# Honda EN2500 Generator



## trbojet (Jul 29, 2015)

I have a couple of Honda EN2500's. They all run great except they are only putting out 3.0 Volts AC at the plug. I tested the capacitor and they all test good at 13 Microfarons. This is a brushless generator. Any help would be great. Also looking for a wiring diagram for the generator. It's a Sawafuji generator.


----------



## Robert Coats (Nov 10, 2011)

trbojet said:


> I have a couple of Honda EN2500's. They all run great except they are only putting out 3.0 Volts AC at the plug. I tested the capacitor and they all test good at 13 Microfarons. This is a brushless generator. Any help would be great. Also looking for a wiring diagram for the generator. It's a Sawafuji generator.


Honda sells paper copies (89 pages) of the shop manual direct from eBay and Amazon; the shop manual includes a very complete, step-by-step troubleshooting section for "no or low output".

*Honda Power Equipment Shop Manuals on eBay*
*Honda Power Equipment Shop Manuals on Amazon*

The EN2500 is a basic machine, so only so much can go wrong. You need to verify the engine is running smoothly @ 3,850 rpm first. If the harness is intact, and there's no physical damage or abuse visible, it could be a failed condenser, stator, or rotor. With the shop manual, you only need a multimeter to narrow down which part is causing the problem.

Sample:


----------



## trbojet (Jul 29, 2015)

Great info.....just ordered a shop manual. I'll let you know how I made out.


----------



## trbojet (Jul 29, 2015)

I was surprised that there was nothing online in PDF form for a download.


----------



## Robert Coats (Nov 10, 2011)

trbojet said:


> I was surprised that there was nothing online in PDF form for a download.
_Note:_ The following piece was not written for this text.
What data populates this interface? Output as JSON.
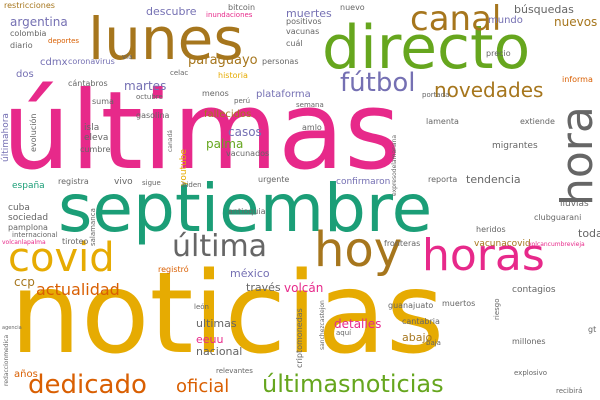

Honda only distributes paper copies of shop manuals for customers. Digital versions are sent to Honda dealers who pay a significant subscription fee. 

If you do stumble across a digital copy of a Honda USA-spec equipment shop manual, it is a pirated copy, and might not even correctly match your product.


----------



## Paul J. Nederveen (Feb 21, 2017)

Hey trbojet,

Did you ever figure out what was wrong? I have the same problem now on my EN2500 and came across this thread. I will purchase a shop manual, but I was curious if you got yours fixed or gave up due to cost...

Thanks!


----------



## donfel (Dec 12, 2020)

trbojet said:


> I have a couple of Honda EN2500's. They all run great except they are only putting out 3.0 Volts AC at the plug. I tested the capacitor and they all test good at 13 Microfarons. This is a brushless generator. Any help would be great. Also looking for a wiring diagram for the generator. It's a Sawafuji generator.


You may need to flash your generator with a nine volt battery, google this.


----------